The production plant of heat and
refrigeration will operate by co-generation by natural gas turbines.
The heating fluid distribution network will allow
economies of scale by the elimination of each building having its own energy station, will
contribute to a greater diversification of energy and will reduce the consumption of raw
energy and the emission of pollution. On a local scale, the reduction in the consumption
of electricity by relocating the demand associated with heating and climate control, could
be greater than 100 MW. In the buildings, the elimination of autonomous equipment for the
production of heat and refrigeration brings benefits in terms of space, aesthetics and
noise reduction. In an urban context, it enables the prohibition of window
air-conditioning units in the EXPO98 intervention zone.
Buildings
Project
The buildings project in the EXPO98
was regulated by the Terms of Reference defined in the Global Strategy for Energy and the
Environment. Their objective was not to establish a group of obligatory prescriptive rules
for all the buildings, but rather to follow a more didactic approach, transferring a large
part of the emulation process implied by each project solution to the project teams.

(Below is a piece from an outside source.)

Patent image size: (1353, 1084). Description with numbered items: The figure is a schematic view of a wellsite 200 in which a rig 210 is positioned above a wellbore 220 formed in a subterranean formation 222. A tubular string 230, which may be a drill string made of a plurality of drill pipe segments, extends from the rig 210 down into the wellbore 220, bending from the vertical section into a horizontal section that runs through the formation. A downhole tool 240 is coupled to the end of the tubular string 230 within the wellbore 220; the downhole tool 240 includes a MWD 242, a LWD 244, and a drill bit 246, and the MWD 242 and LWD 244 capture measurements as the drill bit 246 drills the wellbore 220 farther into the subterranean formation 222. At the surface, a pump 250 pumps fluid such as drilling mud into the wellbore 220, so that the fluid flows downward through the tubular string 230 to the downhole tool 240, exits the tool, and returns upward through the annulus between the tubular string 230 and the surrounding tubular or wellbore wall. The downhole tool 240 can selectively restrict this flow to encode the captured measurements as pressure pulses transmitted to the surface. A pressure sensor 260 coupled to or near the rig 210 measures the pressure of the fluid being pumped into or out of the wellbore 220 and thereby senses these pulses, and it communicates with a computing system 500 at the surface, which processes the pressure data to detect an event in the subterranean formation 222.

Being very strict in their demands, the
Terms establish indices of energy efficiency corresponding to 50% to 60% of the values
required by national regulations for passive and active systems, representing a
significant advance, given that the project solutions need to integrate a significant
proportion of environmental energy to reach these indices.

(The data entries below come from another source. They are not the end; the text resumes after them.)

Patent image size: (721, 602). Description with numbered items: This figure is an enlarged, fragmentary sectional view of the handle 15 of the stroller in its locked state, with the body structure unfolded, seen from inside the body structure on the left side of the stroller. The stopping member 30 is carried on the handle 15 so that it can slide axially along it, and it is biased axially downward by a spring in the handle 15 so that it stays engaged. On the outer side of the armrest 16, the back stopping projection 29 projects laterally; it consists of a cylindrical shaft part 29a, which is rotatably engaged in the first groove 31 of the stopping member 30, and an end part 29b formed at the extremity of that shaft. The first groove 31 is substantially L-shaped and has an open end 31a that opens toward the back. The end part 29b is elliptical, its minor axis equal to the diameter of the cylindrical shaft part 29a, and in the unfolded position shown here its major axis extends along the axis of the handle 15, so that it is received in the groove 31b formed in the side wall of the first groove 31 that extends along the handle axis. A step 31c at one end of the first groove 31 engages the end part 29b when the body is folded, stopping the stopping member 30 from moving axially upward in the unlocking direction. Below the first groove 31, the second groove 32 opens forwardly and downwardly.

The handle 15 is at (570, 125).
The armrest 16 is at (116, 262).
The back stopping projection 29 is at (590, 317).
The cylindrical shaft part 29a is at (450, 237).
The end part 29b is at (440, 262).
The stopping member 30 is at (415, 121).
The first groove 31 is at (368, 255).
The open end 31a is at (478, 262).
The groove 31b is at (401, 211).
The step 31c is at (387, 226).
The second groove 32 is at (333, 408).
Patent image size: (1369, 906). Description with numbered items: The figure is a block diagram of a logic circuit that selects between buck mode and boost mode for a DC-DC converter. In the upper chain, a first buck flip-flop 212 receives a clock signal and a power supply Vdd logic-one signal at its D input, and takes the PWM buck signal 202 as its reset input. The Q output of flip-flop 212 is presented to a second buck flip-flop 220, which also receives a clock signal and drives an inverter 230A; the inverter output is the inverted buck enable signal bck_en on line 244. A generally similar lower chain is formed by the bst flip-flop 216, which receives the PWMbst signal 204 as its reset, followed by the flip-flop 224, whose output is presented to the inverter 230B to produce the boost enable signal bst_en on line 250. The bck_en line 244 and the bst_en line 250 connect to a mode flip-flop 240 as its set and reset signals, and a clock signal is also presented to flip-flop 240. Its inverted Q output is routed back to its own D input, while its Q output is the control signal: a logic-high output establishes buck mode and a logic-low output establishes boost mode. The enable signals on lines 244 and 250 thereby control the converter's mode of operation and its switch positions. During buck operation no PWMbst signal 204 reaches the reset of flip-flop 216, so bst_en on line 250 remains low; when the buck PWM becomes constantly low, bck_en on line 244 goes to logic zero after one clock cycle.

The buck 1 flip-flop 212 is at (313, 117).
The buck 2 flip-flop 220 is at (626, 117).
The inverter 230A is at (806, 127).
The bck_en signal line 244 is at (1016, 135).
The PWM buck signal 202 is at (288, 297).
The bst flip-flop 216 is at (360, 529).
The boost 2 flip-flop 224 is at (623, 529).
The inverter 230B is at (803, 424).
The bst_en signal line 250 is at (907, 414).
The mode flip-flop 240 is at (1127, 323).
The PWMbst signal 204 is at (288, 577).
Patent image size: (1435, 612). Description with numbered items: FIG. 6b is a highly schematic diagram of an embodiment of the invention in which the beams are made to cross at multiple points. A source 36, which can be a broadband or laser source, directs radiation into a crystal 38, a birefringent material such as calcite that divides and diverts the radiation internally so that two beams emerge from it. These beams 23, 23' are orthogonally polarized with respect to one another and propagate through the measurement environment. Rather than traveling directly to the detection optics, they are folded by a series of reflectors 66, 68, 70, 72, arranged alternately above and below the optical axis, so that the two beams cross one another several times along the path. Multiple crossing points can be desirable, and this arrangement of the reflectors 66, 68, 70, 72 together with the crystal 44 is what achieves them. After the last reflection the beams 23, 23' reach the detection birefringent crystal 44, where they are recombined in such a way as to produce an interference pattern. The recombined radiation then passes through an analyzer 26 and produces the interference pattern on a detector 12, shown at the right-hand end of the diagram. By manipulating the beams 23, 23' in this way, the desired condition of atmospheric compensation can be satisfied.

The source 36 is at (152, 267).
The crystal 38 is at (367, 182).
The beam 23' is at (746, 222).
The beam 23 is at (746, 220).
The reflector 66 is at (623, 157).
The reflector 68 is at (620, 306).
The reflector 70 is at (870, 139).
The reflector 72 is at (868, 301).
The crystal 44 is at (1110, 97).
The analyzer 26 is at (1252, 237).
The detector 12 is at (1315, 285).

Preference was given to simple project
solutions, such as direct gain, thermal storage in the mass of the structure, passive
cooling by external shading, followed by active solutions resorting to systems based on
commercial energy. This project strategy clearly assumes and integrating and
interdisciplinary attitude which the EXPO98 sought to encourage with the
consultation of the project teams.
Some emblematic buildings:
Multipurpose Pavilion ( Pavilhão Multiusos )
Exposition Centre of Lisbon ( Centro
de Exposições de Lisboa )
Parque EXPO98 Building ( Edifício
EXPO'98 )
Green Tower ( Torre Verde )
RESULTS
The goals established for the EXPO98
were to achieve about a 50% reduction in the regulatory energy requirements in respect of
the building itself and about 60% to 70% of the goals set out in the applicable legal
documents for the greater part of the buildings with systems, that is to say, to create a
new city which, under normal operation and conditions of full comfort and well-being, had
a consumer potential equal to one half of any other city in the same climatic and
urbanistic context.
Without attempting to be exhaustive in
terms of tangible results, the following may be listed:
- Influence on urban planning and the detailed
plans in many aspects of their conception, which it would not be realistic to impute
exclusively to this area, but which was expressed in the actual legal wording of the
detailed plans.
- Creation of a network of heating and
refrigeration with a structuring character of the energy services for heating and cooling.
- Counselling, with very open and fruitful
dialogue with those responsible for the building projects, both in terms of architecture
and energy systems.
- A significant reduction of installed power
systems and the energy estimated for the various buildings in the framework of the general
objective of a 50% reduction.
If these results are converted into
information corresponding to the effects in terms of a reduction in the production of CO2
and the conditions of hygiene and comfort, both indoors and outdoors, then it will be
possible to become aware of the relevance of the approach to energy and the environment
which has been modestly pointed out here.